Mataram (Suara NTB) – Polresta Mataram menggerebek lima orang yang bertransaksi obat keras daftar G di Gomong Lama, Gomong, Selaparang, Mataram Rabu sore, 5 Agustus 2020. Penggerebekan itu terkait transaksi pil Tramadol dan Trihexyphendyl. Tiga penjual dan dua pembeli diamankan.

“Barang bukti yang kita amankan ada pil Tramadol sebanyak 29 butir. Dan Trihex 16 kapsul,” ungkap Kasatresnarkoba Polresta Mataram AKP Elyas Ericson usai penggerebekan. Selain itu disita juga uang tunai Rp325 ribu yang diduga merupakan hasil transaksi.

Iklan

Mereka yang diamankan itu antara lain AR (60) selaku penyuplai serta dua orang pengecer, TR dan DR. Para pelaku ini berjualan di gang-gang sempit. Tramadol dijual per dua butir. Satu butirnya dihargai Rp5 ribu.
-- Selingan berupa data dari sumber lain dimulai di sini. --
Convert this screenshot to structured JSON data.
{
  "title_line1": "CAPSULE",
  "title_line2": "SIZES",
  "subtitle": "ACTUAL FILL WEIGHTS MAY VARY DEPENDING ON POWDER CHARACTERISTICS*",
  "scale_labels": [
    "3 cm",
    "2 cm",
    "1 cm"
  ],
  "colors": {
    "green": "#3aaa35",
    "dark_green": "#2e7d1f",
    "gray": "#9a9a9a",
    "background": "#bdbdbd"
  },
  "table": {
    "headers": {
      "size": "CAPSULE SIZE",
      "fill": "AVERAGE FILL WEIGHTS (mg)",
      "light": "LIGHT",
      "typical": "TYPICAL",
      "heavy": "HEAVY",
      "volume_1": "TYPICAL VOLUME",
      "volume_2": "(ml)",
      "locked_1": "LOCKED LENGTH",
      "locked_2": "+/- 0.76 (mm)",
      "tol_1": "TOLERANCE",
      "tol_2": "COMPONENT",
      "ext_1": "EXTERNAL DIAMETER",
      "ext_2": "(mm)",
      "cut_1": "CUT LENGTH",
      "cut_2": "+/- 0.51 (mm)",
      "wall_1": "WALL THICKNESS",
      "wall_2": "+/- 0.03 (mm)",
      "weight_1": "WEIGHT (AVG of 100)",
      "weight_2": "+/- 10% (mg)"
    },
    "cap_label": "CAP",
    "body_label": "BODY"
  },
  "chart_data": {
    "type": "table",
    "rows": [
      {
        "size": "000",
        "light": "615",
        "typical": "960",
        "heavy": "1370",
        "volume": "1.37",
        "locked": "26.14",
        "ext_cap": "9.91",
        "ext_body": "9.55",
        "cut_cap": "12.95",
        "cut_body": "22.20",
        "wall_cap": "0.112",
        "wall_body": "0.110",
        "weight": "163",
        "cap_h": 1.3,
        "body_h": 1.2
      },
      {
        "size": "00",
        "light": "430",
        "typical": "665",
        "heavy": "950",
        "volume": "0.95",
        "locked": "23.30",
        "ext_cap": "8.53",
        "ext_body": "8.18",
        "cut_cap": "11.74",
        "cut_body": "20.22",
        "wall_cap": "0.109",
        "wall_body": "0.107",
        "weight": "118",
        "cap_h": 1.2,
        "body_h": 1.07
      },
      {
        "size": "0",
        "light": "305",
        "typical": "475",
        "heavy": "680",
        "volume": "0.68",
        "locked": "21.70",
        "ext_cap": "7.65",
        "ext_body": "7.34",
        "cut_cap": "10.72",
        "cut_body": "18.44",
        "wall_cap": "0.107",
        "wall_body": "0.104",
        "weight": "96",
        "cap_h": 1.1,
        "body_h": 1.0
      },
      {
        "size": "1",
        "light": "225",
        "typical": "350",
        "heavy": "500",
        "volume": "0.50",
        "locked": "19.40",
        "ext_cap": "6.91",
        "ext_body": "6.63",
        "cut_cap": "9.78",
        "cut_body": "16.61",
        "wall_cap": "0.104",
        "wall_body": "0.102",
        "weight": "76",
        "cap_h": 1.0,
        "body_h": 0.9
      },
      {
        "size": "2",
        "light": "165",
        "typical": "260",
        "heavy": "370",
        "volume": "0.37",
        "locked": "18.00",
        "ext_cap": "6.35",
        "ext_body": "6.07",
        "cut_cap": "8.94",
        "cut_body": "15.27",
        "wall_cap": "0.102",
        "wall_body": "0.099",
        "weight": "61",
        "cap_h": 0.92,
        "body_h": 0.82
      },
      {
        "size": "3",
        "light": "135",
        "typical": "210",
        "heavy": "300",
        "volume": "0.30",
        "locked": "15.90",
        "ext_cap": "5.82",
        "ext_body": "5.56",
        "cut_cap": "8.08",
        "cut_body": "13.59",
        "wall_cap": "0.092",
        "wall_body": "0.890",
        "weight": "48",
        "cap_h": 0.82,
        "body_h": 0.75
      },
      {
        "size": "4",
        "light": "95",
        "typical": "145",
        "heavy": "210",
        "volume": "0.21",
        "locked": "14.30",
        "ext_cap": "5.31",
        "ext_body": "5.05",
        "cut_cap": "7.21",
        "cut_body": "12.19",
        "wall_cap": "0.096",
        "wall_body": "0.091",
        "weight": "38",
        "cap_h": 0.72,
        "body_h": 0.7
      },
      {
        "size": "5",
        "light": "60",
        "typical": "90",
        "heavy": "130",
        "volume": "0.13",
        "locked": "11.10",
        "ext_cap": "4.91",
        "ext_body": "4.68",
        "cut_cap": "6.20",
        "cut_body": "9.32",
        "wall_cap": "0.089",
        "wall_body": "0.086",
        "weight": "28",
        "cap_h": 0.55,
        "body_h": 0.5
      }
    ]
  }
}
Begitu ditangkap, TR dan DR yang mencoba kabur ini akhirnya buka suara. Mereka mengambil obat keras yang penjualannya terbatas itu dari sebuah warung. Dari keterangan itu, ibu-ibu berinisial AR menyusul ditangkap.

“Ibu ini berjualan toko kelontong. Tapi dia juga menyediakan Tramadol,” terang Ericson.

Para pengecer ini membeli Tramadol dari AR dengan harga Rp3 ribu per butir. Dari setiap butirnya, TR dan DR mengambil keuntungan Rp2 ribu. Sementara AR membeli dalam jumlah besar dengan harga per-butir Rp1.500.

“Ini kita masih selidiki siapa bandarnya,” terangnya.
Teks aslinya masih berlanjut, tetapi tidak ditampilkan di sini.